A produção artística de mais de quinze anos de Mie Olise Kjærgaard é conhecida por pinturas que reivindicam a representação feminina, associando-a a imagens de empoderamento e dinamismo. Por meio da grande escala, a artista enfatiza a imponência e grandiosidade das temáticas aos olhos do público. Em “Four in a Row” [Quatro em sequência], com um tratamento expressivo e gestual, a artista captura a energia e a determinação de quatro esportistas saltando obstáculos.

Raphaël Zarka | França

Especialmente para as Olimpíadas de Paris, o artista francês e autor de três ensaios sobre formas e espaços do skate, projetou a instalação “Cycloïd Piazza” [Praça Cicloide] em parceria com o arquiteto Jean-Benoît Vétillard para a praça externa do Centre Pompidou. Sendo uma obra pública, aberta à interação, o trabalho entende o esporte como um modelo relacional popular, enquanto discute questões formais da abstração geométrica. 

Anna Park | Coreia do Sul

Ana Park, Sean and Brenda, 2019

Nascida na Coreia do Sul e radicada em Nova York, Anna Park se inspira no cotidiano de um mundo que está constantemente em movimento. Utilizando o carvão como meio principal para seus desenhos, suas obras congelam a dramaticidade de um instante. 

Em 2019, ela cria uma série de retratos de tenistas. No entanto, mais do que as performances atléticas, nesta série Park está interessada nas emoções humanas que ficam à flor da pele e se acentuam na linguagem corporal. No díptico “Sean and Brenda” [Sean e Brenda], a artista se concentra nos rostos dos atletas que se deformam em caricaturas. Embora o corpo inteiro dos retratados não esteja visível e nos faltem detalhes sobre o andamento da partida, as expressões faciais revelam a tensão do momento pressionado pelas expectativas da competição.

Paulo Nazareth | Brasil

Obra Corte Seco de Paulo Nazareth na 34ª Bienal de Sao Paulo. 05/11/2021 © Levi Fanan / Fundacao Bienal de Sao Paulo

Comissionada para a 34ª Bienal de São Paulo, a obra “Dry Cut” [Corte Seco] consiste em uma série de esculturas em grande escala que representam e celebram figuras afro-americanas de grande relevância na história da luta e resistência racial, como Rosa Parks, Ruby Bridges e Martin Luther King Jr. Em uma dessas peças, o artista revisita uma imagem inesquecível dos Jogos Olímpicos de Verão de 1968, no México, onde Tommie Smith e John Carlos, no topo do pódio, durante a apresentação do hino nacional dos Estados Unidos, ergueram os punhos cerrados em uma saudação Black Power, após vencerem, respectivamente, as medalhas de ouro e bronze nos 200 metros rasos.

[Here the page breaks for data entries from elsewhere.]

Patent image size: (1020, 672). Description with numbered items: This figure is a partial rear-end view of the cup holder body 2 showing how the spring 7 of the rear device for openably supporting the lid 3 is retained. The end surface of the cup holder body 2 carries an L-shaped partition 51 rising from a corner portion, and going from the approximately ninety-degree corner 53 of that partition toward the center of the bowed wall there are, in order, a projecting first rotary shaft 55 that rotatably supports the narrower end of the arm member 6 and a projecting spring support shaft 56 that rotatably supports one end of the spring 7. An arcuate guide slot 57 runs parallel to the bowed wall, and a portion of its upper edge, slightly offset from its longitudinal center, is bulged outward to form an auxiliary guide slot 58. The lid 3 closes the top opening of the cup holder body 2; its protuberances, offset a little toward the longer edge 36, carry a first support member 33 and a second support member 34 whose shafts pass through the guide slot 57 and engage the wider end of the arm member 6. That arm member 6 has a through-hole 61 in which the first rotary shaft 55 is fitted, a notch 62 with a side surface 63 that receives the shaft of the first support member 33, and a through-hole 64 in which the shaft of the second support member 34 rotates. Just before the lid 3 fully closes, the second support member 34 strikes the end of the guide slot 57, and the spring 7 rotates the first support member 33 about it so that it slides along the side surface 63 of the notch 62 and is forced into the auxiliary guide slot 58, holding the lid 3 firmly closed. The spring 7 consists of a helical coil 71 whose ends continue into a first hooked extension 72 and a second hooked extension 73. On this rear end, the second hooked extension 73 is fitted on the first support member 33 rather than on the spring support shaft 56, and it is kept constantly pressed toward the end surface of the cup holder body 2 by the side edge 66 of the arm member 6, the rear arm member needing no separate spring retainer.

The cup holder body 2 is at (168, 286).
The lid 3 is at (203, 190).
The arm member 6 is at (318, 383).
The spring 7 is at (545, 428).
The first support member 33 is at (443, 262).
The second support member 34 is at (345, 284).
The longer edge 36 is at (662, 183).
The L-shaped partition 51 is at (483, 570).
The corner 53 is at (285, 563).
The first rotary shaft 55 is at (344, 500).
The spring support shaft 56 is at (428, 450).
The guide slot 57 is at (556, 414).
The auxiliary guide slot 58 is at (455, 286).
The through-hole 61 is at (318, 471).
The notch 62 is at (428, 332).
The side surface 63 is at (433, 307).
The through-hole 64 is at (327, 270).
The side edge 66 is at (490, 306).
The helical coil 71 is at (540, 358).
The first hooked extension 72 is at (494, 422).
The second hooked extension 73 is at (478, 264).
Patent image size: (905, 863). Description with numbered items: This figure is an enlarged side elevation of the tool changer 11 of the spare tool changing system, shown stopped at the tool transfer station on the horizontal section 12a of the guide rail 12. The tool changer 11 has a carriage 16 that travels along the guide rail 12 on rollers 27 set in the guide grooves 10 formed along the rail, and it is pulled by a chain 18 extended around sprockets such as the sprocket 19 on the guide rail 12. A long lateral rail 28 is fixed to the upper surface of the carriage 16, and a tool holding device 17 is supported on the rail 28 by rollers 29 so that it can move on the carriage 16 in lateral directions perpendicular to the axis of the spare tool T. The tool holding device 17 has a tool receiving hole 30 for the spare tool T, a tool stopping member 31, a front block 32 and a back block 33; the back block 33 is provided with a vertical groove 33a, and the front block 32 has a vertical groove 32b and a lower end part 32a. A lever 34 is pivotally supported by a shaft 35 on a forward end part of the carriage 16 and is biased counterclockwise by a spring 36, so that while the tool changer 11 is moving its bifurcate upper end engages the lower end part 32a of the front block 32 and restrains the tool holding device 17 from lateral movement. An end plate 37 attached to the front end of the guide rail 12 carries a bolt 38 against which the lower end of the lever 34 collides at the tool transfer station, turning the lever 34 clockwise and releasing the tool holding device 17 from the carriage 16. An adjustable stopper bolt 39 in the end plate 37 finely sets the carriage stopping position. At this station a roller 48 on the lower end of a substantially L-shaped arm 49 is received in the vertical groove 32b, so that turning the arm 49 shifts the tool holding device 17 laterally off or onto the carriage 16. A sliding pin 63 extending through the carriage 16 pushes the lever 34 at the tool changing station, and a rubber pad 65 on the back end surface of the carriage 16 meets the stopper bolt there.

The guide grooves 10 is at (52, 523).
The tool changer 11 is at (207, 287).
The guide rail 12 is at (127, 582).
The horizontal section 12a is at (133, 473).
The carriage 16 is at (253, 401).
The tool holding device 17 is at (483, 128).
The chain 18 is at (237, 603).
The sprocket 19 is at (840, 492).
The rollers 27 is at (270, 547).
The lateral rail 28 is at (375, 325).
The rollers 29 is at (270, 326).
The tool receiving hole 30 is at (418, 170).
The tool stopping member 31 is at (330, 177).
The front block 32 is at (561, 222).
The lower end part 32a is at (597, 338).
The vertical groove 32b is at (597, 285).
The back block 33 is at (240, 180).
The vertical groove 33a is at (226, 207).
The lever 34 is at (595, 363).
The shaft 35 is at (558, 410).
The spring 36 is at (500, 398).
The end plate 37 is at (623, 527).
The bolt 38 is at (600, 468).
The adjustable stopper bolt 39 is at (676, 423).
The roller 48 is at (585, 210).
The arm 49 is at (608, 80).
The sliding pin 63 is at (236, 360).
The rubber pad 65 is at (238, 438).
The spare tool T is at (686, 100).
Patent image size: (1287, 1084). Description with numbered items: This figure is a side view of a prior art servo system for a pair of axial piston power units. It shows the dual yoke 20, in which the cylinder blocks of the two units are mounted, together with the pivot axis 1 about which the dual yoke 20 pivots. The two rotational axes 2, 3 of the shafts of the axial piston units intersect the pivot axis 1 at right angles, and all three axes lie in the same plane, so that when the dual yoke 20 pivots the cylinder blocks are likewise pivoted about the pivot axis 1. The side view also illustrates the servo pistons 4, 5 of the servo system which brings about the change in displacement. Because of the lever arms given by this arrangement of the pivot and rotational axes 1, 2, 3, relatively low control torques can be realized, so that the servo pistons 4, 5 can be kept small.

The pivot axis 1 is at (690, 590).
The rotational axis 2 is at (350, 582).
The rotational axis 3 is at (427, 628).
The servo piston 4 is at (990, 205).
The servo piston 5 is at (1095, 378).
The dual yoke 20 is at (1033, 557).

Thenjiwe Niki Nkosi | África do Sul

Nascida nos Estados Unidos em uma família sul-africana, Thenjiwe Niki Nkosi retornou com seus pais para a África do Sul no fim do regime do apartheid. Desde então, ela tem se dedicado a usar a arte como ferramenta para subverter as estruturas que definem a visibilidade e as representações raciais hegemônicas.

Por meio de suas telas da série “Gymnasium” [Ginásio], Nkosi busca dar protagonismo às ginastas negras, que ao longo da história de um esporte tradicionalmente dominado por brancos, superaram diversas barreiras estruturais, quebraram recordes e se destacaram mundialmente em nome de seus países.

Mais do que os pontos altos das apresentações profissionais das atletas, Nkosi destaca os momentos que as antecedem e sucedem. Suas composições planas e de poucos detalhes variam entre representações fluidamente compostas de ginastas e juízes, até espaços desocupados que beiram a abstração arquitetônica. Desviando o foco do sucesso ou da derrota nas competições, a artista se concentra em retratar os bastidores e a interação entre as atletas, destacando o companheirismo e o apoio mútuo dentro das equipes.